Shorter descriptions cost fewer tokens and are easier for agents to parse. Every sentence should earn its place.

Completeness4/5

Given the tool's complexity, does the description cover enough for an agent to succeed on first attempt?

Given the absence of an output schema, the description compensates well by listing key return fields: participants, staking pool, status, crash state (phase, multiplier), and timing data (next round time). For a single-parameter read operation, this provides adequate completeness, though it could specify the data structure format (object vs array).

Complex tools with many parameters or behaviors need more documentation. Simple tools need less. This dimension scales expectations accordingly.

Parameters3/5

Does the description clarify parameter syntax, constraints, interactions, or defaults beyond what the schema provides?

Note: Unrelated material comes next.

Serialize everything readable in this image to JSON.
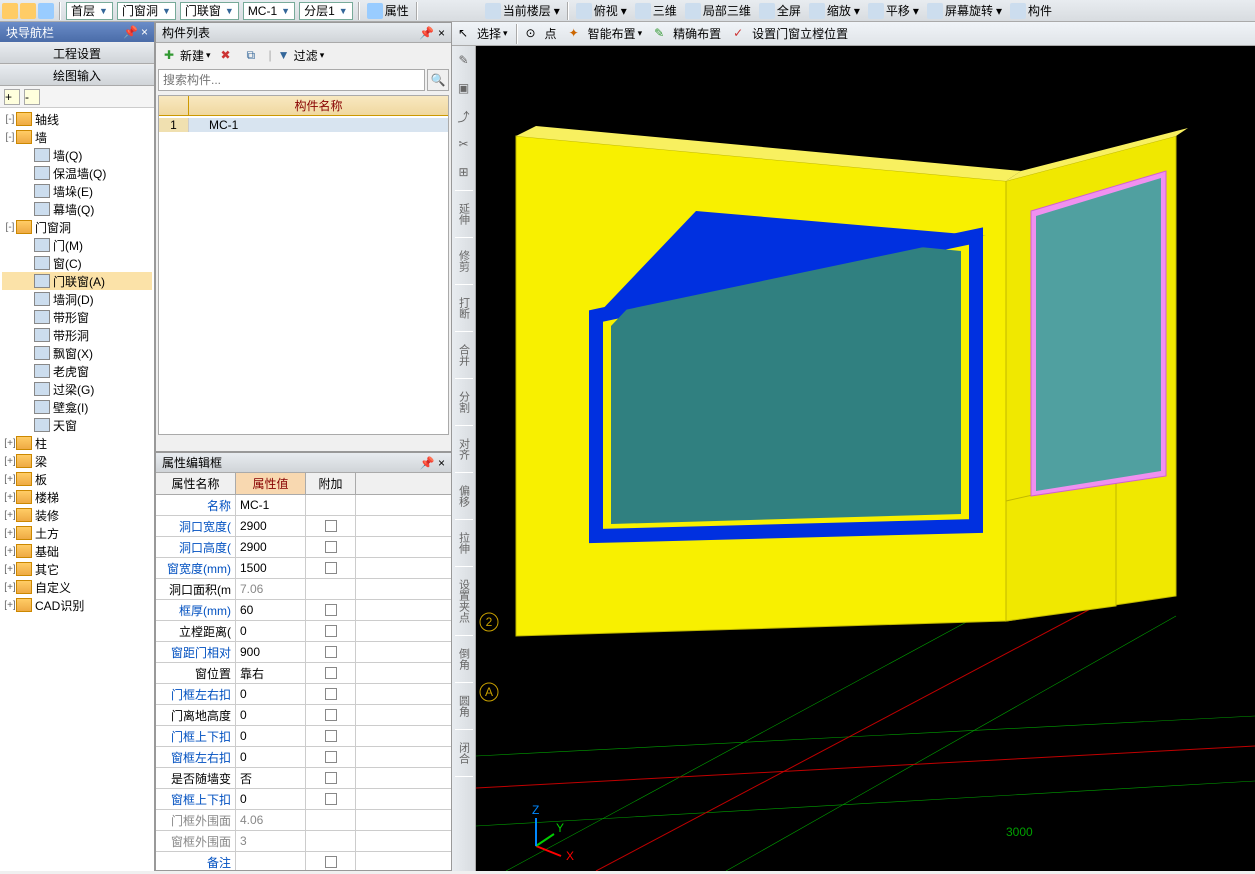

With 100% schema description coverage (roomId fully documented), the baseline is 3. The main description adds domain context by specifying this is for 'spectator/crash room,' which helps clarify the expected roomId type, but does not elaborate on format, validation rules, or examples beyond the schema's 'defaults to current room' note.

Input schemas describe structure but not intent. Descriptions should explain non-obvious parameter relationships and valid value ranges.

Purpose4/5

Does the description clearly state what the tool does and how it differs from similar tools?

The description clearly states the tool retrieves 'current match info' specifically for 'spectator/crash room' contexts, distinguishing it from other game modes like hexwar or mines in the sibling list. It enumerates specific data points returned (participants, staking pool, crash state, etc.), providing concrete scope. However, it does not explicitly differentiate from the similar sibling tool `razz_crash_status`.

Agents choose between tools based on descriptions. A clear purpose with a specific verb and resource helps agents select the right tool.

Usage Guidelines3/5

Does the description explain when to use this tool, when not to, or what alternatives exist?

The description restricts usage context to 'spectator/crash room,' implying when to use it. However, it lacks explicit guidance on when NOT to use it (e.g., for active player vs spectator) and fails to name alternatives like `razz_crash_status` or clarify when to prefer this tool over more lightweight status checks.

Agents often have multiple tools that could apply. Explicit usage guidance like "use X instead of Y when Z" prevents misuse.